Эван стремительно спустился с дерева. Его гибкое тело атлета знало свое дело. Он цеплялся за ветки ногами и руками, позволяя себе зависать так, чтобы почувствовать опору. Последние двенадцать футов он преодолел в свободном прыжке. Если бы кто-нибудь заметил его сейчас, он не стал бы задерживаться. Удар о землю заставил его собраться с духом, после чего он, словно спринтер с низкого старта, бросился в погоню за девочкой. Эван уже решил не скрываться в тени деревьев, а бежать через поляну – так ближе.

Он слышал крики у себя за спиной. Истошно вопя, гости герцогини велели ему остановиться и дать объяснения. Кто-то закричал: «Вор!». Эван не мог представить, что побудило их назвать его вором, но, так или иначе, останавливаться нельзя. Белокурая непоседа вот-вот упадет в озеро.

Он бросился к девочке, сгруппировавшись перед полетом, преодолевая пространство в затяжном прыжке, посрамившем законы гравитации. Но и его сверхчеловеческого усилия оказалось недостаточно. Он лишь коснулся на лету пышной копны белокурых волос, но схватить ее за волосы не успел, маленькая Рия покатилась с откоса.

Эван ударился о землю так, что у него дыхание остановилось. Кто-то завизжал, но он не тешил себя иллюзией, что крик выражал переживание за него, Эвана. Он увидел, как головка Рии уходит под воду. Эван чувствовал щекой, как вибрирует под ним земля, и понял, что гости всей толпой неслись к озеру. Даже не вполне сознавая, что делает, Эван бросился вслед за ребенком в воду. Озеро оказалось глубже, чем он ожидал. Он надеялся, что уклон почвы и под водой пойдет под тем же углом, под каким шел над поверхностью озера. Но надеялся он зря. Под поверхностью скрывался обрыв. Эван метался под водой, стараясь увидеть золотистый нимб.

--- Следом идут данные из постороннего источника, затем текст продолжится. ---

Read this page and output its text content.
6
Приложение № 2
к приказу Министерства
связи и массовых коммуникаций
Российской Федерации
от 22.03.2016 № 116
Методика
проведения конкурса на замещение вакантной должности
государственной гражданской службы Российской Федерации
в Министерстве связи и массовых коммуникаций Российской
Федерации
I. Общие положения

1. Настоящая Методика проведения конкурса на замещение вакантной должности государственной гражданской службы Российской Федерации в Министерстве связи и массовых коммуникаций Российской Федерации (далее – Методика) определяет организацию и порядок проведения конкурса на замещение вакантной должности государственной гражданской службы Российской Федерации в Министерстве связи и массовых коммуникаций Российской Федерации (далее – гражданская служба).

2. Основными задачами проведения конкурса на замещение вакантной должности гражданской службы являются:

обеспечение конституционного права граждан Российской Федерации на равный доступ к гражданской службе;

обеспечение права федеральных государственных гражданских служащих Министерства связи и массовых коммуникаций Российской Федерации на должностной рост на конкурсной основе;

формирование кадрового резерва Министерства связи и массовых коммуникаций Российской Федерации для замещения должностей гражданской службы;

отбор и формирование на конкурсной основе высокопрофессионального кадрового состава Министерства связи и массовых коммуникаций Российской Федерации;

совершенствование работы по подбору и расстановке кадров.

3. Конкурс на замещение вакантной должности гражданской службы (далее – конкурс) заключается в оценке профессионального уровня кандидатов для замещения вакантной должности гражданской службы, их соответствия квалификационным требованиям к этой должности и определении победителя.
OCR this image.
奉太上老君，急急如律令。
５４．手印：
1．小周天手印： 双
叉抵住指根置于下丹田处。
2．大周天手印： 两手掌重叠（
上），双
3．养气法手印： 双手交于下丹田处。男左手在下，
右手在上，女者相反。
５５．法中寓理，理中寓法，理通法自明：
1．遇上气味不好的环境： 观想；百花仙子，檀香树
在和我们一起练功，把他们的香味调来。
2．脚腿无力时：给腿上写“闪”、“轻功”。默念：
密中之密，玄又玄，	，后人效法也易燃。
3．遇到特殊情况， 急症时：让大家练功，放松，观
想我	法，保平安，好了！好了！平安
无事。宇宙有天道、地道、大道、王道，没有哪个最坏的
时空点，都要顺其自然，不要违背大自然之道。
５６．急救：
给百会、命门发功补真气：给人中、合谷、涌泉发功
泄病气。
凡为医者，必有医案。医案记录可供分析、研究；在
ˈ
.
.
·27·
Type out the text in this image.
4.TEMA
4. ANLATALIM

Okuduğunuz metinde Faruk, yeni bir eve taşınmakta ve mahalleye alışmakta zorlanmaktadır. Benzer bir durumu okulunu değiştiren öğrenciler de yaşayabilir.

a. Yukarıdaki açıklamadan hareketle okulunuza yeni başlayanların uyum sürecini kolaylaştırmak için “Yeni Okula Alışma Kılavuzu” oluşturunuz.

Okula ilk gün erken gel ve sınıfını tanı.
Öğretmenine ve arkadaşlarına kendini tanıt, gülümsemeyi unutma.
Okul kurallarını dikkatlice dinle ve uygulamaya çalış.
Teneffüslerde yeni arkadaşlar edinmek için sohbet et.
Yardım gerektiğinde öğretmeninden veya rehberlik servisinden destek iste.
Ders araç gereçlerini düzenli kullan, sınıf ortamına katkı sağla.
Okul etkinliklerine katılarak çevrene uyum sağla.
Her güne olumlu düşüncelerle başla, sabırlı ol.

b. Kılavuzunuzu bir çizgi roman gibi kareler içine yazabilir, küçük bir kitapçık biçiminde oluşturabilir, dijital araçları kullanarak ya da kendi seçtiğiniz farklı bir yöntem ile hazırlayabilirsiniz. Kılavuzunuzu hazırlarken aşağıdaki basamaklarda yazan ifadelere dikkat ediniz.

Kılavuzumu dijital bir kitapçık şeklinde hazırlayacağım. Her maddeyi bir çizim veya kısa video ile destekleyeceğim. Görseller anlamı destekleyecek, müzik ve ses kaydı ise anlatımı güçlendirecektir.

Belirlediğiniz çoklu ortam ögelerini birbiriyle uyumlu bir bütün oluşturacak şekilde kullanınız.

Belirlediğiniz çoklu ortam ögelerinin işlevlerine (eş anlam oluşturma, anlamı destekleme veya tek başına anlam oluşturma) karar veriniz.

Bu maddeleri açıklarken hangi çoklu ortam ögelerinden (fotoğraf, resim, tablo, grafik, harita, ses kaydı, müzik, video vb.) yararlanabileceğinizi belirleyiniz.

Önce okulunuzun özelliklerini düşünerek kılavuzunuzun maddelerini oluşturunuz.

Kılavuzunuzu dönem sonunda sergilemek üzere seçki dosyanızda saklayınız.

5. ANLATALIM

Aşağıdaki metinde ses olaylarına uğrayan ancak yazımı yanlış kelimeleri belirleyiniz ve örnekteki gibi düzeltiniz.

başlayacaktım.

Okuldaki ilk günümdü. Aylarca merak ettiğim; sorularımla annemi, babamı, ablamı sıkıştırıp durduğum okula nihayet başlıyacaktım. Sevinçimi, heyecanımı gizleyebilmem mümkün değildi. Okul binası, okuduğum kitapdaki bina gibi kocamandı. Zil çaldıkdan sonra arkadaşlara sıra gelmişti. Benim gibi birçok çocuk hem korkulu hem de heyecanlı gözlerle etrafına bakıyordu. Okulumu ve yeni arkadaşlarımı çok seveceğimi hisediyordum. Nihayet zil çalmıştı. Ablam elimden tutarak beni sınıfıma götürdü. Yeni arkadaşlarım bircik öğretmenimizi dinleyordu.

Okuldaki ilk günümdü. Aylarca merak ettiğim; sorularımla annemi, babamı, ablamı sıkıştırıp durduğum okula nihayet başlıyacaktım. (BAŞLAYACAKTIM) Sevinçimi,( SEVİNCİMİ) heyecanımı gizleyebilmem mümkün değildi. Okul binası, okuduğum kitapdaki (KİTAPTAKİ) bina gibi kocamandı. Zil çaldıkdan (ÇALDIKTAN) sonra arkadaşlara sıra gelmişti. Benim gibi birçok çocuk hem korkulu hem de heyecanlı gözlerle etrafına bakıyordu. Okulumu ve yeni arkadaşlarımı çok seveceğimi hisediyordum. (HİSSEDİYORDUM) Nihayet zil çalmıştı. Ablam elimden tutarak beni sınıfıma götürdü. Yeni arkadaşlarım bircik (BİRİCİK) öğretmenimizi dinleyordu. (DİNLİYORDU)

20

Рию выручила отчаянная работа под водой руками и ногами, в результате которой их руки столкнулись, и он схватил ее за запястья. Оттолкнувшись от илистого дна и подняв муть, Эван вынырнул на поверхность. Рия вцепилась ему в шею. Эван заморгал и откинул голову, чтобы убрать с глаз прилипшую челку.

Люди уже собрались на берегу, наблюдая за происходящим. Женщины, в том числе и герцогиня, протягивали руки к воде, словно могли таким удивительным способом спасти Рию. Увидев их всех, Эван подумал, что нужно скорее отдать им ребенка, а самому исчезнуть под водой.

Но Рия изо всех сил вцепилась в его волосы. Когда он осторожно попытался разжать ее пальцы, она лишь с упрямством отчаяния потянула на себя его мокрые пряди, словно хотела снять с него скальп. Он слышал, как толпа орет на него, но не мог разобрать ни слова из бросаемых ему обвинений – все перекрывал жалобный плач девочки.

Эван подплыл к берегу, пользуясь лишь ногами, поскольку руками он обнимал сотрясающуюся в рыданиях малышку. Подплыв к берегу на то расстояние, которое позволило бы забрать ребенка у него из рук, Эван никак не ожидал, что его тоже станут вытаскивать. Он испытал нечто вроде шока, когда, после того как рыдающую и визжащую Рию оторвали от него и по цепочке передали матери, его, немилосердно схватив за шиворот, потащили на берег.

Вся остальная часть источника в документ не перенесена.